Mellon falls again amid Boston Co. flap.

Shares of Mellon Bank Corp. sagged again on Thursday, as Wall Street continued to fret about the controversy swirling around Boston Co., the Pittsburgh bank's money management subsidiary.

Mellon was off 87.5 cents to $53.625 in late afternoon trading. The stock has surrendered 10.6% in value this week and has been the weakest major bank issue in the market.

"They're being punished for expectations that were too high a year ago," said Nancy A. Bush, an analyst at Brown Brothers, Harriman & Co., a critic of the $1.45 billion price paid by Mellon for Boston Co.

"At that price everything had to go exactly right to make it work, and it appears everything is not exactly right," she said Thursday.

Tough Allegations

On Monday, Mellon filed a lawsuit alleging Primerica Inc., American Express Co., and their brokerage subsidiaries had violated Mellon's agreement to buy Boston Co. Mellon's stock plunged 6.3% in reaction.

The suit asserts that Shearson Smith Barney Inc., a Primerica subsidiary, "willfully violated" the agreement by siphoning off mutual fund servicing business from Boston Co.

But the allegations may be difficult to prove in court and take lengthy litigation, Ms. Bush said. Primerica and the others have denied the charges.

Meanwhile. uncertainty may hang over Mellon's earnings. The bank has maintained that its results will not be seriously affected.

Mellon said its deal to buy Boston Co. from Shearson - which was then a unit of American Express - required Shearson mutual funds to continue to be serviced by Boston Co.

But Mellon charges that Shearson, combined with Smith Barney after being bought by Primerica, has established mutual funds that are "virtual clones" of Shearson funds handled by Boston Co.

Ms. Bush said it was known in September 1992, when Mellon Struck its deal, that American Express was "actively shopping" Shearson.

It was also known, she said that there was "aggressive pricing in that end of the business," with Mellon itself being one of the toughest price competitors.

"The X factor," she said, was Primerica chairman and chief executive officer Sanford I. Weill, "who has never been known as a shrinking violet" when it comes to financial industry competition.

But Mellon and its chairman, Frank V. Cahouet, also have their defenders.

They don't look too brilliant right now in having to bring this lawsuit," said Brent B. Erensel of UBS Securities.
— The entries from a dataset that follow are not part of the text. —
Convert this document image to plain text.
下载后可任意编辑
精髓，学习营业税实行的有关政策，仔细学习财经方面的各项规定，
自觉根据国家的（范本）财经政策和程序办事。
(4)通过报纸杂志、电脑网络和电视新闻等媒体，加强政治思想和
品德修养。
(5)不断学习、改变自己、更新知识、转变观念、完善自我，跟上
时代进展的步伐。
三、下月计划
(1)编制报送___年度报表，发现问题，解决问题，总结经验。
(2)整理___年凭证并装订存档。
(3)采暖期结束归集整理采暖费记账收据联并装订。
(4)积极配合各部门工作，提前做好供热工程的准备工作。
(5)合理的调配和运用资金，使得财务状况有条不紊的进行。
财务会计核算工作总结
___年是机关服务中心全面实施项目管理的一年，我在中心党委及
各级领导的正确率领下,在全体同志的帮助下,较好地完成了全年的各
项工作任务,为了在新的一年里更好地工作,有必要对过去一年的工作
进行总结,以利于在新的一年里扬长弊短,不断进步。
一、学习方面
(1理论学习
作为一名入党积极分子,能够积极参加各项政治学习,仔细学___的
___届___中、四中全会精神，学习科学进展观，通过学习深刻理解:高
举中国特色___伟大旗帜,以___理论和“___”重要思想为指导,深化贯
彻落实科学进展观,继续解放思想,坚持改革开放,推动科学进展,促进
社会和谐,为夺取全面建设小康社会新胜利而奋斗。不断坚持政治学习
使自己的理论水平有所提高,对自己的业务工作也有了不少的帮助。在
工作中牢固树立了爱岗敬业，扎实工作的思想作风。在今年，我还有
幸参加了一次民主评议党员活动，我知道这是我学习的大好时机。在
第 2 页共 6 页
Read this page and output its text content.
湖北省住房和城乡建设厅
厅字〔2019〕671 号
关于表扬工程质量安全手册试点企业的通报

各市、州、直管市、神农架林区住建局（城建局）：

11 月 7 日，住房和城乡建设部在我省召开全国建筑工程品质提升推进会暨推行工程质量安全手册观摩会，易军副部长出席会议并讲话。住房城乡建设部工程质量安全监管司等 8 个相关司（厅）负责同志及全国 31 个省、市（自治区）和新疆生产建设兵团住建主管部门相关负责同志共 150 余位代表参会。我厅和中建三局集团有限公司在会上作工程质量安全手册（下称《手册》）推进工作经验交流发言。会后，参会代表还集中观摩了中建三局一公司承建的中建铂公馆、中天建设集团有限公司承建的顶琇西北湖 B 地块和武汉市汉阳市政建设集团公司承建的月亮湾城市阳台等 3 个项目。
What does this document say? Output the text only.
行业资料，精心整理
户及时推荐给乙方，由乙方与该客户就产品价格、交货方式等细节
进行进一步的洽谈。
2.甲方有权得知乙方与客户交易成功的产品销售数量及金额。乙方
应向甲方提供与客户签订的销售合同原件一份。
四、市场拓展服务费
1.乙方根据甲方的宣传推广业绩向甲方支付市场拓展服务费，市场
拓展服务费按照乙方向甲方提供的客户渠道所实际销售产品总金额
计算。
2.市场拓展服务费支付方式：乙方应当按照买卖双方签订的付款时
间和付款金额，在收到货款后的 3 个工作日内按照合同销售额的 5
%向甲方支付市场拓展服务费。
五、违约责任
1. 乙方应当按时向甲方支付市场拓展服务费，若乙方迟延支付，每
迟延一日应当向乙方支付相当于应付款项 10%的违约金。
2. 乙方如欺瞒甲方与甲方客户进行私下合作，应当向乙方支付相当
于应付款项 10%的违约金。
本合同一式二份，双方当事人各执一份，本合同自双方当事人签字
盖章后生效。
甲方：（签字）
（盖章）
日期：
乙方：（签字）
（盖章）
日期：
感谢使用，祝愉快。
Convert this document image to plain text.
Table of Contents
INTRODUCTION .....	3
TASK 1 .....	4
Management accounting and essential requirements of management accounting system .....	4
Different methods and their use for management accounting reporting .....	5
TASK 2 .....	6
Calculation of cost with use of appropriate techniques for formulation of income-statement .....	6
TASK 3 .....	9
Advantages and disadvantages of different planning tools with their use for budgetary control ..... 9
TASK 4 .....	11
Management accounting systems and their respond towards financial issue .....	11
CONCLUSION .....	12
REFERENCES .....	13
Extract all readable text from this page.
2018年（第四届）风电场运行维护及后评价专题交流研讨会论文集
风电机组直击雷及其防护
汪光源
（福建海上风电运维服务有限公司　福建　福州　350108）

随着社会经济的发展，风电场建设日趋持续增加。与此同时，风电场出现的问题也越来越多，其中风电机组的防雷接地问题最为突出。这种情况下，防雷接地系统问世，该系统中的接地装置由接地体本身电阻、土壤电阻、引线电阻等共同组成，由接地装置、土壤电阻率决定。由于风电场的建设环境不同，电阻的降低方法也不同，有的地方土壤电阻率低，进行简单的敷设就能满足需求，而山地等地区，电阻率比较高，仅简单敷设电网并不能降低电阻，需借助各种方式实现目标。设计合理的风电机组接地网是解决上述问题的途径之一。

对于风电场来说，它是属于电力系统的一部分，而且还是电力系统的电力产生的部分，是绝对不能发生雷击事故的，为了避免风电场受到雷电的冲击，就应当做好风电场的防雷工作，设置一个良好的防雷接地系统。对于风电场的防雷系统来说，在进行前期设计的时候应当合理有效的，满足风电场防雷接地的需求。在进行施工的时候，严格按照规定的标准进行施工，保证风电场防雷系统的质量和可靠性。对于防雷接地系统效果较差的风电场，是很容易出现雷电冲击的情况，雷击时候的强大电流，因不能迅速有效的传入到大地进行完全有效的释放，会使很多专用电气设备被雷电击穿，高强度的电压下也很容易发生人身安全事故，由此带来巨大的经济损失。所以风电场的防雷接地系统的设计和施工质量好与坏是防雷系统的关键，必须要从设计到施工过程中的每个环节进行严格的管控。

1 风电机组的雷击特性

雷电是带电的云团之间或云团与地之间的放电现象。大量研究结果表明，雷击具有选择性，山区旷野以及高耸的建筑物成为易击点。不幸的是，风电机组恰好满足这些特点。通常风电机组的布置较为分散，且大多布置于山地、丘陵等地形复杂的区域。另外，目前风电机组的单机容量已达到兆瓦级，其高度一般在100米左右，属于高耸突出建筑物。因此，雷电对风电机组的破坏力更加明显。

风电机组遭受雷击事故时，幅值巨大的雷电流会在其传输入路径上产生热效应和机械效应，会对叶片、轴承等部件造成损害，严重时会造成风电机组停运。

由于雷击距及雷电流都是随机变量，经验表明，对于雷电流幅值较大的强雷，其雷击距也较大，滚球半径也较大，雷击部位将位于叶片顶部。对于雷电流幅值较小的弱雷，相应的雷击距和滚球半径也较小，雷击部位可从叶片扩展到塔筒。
But the perspective that should be taken," he said, "is that this is a cheap, but sophisticated regional bank with a very strong niche in money management funds processing.

"In the battle for revenue growth you have to ask yourself what banks will do when they are no longer subsidized by the yield curve, when the trading environment evaporates, and when loan-loss provisions stop declining," he said.